Symbolfoto zur Wahl in Georgien: Wahlzetel mit georgischer Flagge über einer Wahlurne vor EU-Flagge
Die Georgien-Wahl ist auch in den Zeitungen im Auslang Kommentarthema. (picture alliance / Panama Pictures / Dwi Anoraganingrum)
"Georgien hat sich lange zielgerichtet auf die EU zubewegt, aber die Wahl vom Samstag scheint ein großer Schritt in die entgegengesetzte Richtung. Offizieller Sieger der Abstimmung ist die pro-russische Regierungspartei 'Georgischer Traum', aber es gibt gute Gründe, das Resultat anzuzweifeln. Vieles deutet auf ein falsches Spiel hin und das muss jetzt natürlich genau untersucht werden. Seitdem der Georgische Traum 2012 an die Macht kam, hat die Partei das Land langsam aber sicher Richtung Russland und China geführt. Die EU hat die Beitrittsverhandlungen mit Georgien pausiert, und das ist offensichtlich notwendig. Genau wie Orbán in Ungarn, ist die Partei dabei, die Demokratie in Georgien zu unterminieren. Die EU kann und muss das Ihre tun, um die Regierung in Tiflis unter Druck zu setzen. Aber Europa sollte auch darüber nachdenken, warum so viele ehemalige Sowjetrepubliken offenbar Russland vorziehen", empfiehlt POLITIKEN aus Kopenhagen.
THE IRISH TIMES aus Dublin ergänzt: "Die Regierungspartei Georgischer Traum hatte die Wahl zu einer Entscheidung zwischen Krieg und Frieden stilisiert - zwischen der Unterstützung der Ukraine-Politik der EU und einer Politik des 'Gleichgewichts', die darauf abzielt, Russland nicht zu provozieren. Anders als Moldaus Votum für den EU-Beitritt vor einer Woche ist die Abstimmung in Georgien ein politischer Sieg für Wladimir Putin."

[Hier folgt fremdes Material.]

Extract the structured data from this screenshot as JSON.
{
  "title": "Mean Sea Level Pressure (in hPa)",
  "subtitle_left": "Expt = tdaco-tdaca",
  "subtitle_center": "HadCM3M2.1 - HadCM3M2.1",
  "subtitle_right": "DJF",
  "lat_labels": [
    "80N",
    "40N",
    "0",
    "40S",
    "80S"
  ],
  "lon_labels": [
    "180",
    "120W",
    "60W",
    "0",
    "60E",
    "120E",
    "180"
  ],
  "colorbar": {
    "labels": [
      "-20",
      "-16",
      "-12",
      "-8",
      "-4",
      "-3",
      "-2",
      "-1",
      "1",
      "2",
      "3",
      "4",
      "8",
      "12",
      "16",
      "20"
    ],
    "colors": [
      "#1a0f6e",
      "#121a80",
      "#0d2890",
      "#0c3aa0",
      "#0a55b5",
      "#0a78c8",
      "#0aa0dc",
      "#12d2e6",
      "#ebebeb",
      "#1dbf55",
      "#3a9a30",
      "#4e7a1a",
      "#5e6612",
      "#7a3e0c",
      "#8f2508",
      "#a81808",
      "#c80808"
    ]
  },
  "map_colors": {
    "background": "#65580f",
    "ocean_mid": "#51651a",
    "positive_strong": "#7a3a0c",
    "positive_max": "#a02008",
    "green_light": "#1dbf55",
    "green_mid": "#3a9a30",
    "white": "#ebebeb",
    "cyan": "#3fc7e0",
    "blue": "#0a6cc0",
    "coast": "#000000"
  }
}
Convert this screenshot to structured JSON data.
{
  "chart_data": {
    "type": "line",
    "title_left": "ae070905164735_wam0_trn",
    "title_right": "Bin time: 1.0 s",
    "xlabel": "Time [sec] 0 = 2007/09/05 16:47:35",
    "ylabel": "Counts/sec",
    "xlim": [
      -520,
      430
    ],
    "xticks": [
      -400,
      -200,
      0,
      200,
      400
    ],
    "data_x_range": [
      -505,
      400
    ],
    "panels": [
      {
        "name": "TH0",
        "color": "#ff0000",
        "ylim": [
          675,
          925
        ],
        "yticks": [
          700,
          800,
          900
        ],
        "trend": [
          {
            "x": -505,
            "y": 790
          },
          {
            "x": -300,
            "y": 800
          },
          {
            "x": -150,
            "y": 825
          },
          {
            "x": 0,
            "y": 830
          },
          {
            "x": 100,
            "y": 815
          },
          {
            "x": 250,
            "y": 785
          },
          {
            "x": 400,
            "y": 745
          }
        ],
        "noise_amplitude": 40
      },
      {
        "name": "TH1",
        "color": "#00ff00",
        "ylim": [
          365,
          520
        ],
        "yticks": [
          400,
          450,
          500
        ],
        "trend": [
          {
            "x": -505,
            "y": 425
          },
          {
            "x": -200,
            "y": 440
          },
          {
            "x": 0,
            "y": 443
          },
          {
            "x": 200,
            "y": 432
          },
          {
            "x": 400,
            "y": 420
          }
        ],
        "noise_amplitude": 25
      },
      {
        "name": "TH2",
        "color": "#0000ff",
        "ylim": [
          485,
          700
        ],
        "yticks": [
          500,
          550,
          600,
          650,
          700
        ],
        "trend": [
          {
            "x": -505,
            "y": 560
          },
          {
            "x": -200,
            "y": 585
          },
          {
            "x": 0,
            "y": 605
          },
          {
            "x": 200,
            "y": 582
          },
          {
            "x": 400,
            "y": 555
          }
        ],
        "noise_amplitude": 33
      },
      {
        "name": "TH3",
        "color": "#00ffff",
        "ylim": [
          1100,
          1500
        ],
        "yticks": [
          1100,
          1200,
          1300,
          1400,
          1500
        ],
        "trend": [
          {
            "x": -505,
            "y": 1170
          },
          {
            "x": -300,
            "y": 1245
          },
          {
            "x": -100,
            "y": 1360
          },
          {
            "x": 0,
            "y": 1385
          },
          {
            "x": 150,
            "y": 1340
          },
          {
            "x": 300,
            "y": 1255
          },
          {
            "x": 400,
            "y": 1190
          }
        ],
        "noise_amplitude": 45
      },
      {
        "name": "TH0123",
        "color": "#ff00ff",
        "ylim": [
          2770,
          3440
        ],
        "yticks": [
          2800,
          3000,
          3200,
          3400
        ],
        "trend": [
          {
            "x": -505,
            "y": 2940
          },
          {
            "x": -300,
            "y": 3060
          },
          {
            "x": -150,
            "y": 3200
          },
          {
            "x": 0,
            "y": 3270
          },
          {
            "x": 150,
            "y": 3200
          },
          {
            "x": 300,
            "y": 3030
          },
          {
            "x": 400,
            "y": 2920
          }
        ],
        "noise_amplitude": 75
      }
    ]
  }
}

"Tiflis ist in den vergangenen Jahren den Hauptstädten Mitteleuropas immer ähnlicher geworden", beobachtet die polnische GAZETA WYBORCZA: "Es gelang in Georgien, die im postsowjetischen Raum weit verbreitete Korruption bei der Verkehrspolizei zu beseitigen, und an jeder Ecke hing die Europaflagge. Als der Georgische Traum 2012 die Wahl gewann und damit die Partei des pro-westlichen Präsidenten Saakaschwili besiegte, betrachtete man dies allgemein als georgischen Erfolg. Denn genau darum geht es in der Demokratie: Die Opposition kann durch faire Wahlen an die Macht kommen. Doch Russlands Präsident Putin betrachtet Menschen, die in einem modernen, wohlhabenden Land ohne Korruption, Chaos und Gesetzlosigkeit leben wollen als Bedrohung. Er verweigert seinen eigenen Bürgern dieses Recht, und er verweigert es auch den Bürgern der Nachbarländer", betont die GAZETA WYBORCZA aus Warschau.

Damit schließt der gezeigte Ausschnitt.